Ordered by the court that the petition for allowance of an appeal is denied.






Dissenting Opinion

BAZELON, Circuit Judge.

I dissent. The record filed with this court indicates that the Municipal Court, in denying petitioner’s motion to suppress certain evidence admitted at trial, acted in a manner contrary to the decision of this Court in Williams v. United States, 1956, 99 U.S.App.D.C. 161, 237 F.2d 789. I would have this Court review the judgment of the Municipal Court of Appeals affirming petitioner’s conviction. The fact that petitioner has now fully served his sentence does not, in my opinion, moot the case. A pauper defendant committed to a short prison term as the result of a Municipal Court conviction does not have the funds with which to seek admission to bail.

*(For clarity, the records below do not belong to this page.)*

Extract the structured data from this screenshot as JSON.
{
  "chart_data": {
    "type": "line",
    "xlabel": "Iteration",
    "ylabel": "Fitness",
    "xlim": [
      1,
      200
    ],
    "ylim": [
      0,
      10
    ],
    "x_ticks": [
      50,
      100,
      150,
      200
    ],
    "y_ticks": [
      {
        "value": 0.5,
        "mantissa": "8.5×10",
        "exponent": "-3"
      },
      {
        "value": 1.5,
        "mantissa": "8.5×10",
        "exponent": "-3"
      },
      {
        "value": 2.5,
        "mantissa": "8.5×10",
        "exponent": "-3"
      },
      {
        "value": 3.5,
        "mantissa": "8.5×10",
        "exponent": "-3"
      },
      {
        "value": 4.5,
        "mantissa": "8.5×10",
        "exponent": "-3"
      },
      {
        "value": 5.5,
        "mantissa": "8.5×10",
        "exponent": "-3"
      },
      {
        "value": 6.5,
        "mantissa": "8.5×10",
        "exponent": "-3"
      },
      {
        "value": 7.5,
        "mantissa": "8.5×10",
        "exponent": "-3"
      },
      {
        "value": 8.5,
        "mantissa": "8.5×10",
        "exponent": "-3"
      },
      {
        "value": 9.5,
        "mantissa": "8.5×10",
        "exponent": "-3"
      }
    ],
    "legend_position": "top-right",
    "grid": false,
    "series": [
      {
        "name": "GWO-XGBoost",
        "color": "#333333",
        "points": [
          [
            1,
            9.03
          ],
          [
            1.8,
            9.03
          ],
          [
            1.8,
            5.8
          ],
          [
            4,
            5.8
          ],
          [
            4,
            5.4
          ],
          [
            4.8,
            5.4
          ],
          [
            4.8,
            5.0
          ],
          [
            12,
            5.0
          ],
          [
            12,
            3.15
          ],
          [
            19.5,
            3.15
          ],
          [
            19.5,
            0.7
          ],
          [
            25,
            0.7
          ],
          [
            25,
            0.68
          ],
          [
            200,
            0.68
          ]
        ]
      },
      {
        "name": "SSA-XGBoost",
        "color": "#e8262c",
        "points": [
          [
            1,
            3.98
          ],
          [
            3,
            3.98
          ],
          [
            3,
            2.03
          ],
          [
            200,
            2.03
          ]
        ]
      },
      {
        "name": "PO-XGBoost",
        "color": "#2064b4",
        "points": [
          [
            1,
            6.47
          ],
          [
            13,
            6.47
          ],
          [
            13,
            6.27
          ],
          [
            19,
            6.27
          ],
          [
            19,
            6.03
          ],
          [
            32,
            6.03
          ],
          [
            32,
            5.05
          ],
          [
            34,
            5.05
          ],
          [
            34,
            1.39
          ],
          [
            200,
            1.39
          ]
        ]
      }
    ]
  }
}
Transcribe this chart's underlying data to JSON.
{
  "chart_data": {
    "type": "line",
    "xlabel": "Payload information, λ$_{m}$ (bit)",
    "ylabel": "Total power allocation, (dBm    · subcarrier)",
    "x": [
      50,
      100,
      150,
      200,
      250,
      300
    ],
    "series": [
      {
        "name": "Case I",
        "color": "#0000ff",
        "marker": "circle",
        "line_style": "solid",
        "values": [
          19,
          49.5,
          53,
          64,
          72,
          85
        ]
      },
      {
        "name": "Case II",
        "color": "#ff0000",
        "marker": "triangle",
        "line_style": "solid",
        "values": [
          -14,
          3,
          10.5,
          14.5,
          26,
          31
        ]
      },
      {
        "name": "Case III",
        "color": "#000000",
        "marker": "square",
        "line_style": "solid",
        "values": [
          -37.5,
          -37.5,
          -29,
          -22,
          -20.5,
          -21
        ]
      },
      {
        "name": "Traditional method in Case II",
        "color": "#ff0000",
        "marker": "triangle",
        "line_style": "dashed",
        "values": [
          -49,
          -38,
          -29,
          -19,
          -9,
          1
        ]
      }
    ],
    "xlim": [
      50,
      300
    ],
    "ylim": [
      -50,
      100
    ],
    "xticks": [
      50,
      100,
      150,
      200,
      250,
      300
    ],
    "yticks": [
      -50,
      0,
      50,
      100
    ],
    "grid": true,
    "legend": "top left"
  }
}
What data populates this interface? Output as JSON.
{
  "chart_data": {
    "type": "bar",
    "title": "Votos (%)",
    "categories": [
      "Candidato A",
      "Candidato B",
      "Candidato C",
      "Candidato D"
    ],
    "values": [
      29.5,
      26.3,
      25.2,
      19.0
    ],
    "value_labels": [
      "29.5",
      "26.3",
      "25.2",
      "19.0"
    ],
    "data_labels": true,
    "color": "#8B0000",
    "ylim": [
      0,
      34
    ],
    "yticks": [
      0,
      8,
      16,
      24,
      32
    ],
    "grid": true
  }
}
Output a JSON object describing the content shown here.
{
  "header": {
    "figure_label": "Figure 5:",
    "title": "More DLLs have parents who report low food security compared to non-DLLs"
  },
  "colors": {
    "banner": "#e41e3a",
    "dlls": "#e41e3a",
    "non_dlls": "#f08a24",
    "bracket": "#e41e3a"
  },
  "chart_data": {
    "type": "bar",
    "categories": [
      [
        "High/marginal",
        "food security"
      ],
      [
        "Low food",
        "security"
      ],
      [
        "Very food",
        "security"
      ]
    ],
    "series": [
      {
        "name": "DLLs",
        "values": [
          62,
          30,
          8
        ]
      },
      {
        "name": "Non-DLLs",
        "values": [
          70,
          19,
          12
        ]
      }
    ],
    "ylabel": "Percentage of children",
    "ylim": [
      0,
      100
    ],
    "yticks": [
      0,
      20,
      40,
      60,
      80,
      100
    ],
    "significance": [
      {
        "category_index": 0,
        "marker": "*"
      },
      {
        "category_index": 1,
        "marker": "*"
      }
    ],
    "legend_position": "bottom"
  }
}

Frequently, therefore, by the time his case has been heard on the merits in this court, or even before the appeal can be allowed, as here, he has served his sentence. Under such circumstances, it appears that “ * * * petitioner could not have brought his case to this Court for review before the expiration of his sentence * * Cf. St. Pierre v. United States, 1943, 319 U.S. 41, 43, 63 S.Ct. 910, 911, 87 L.Ed. 1199. It would be inequitable to allow an unjust conviction to stand where the defendant, for lack of funds, has served his term.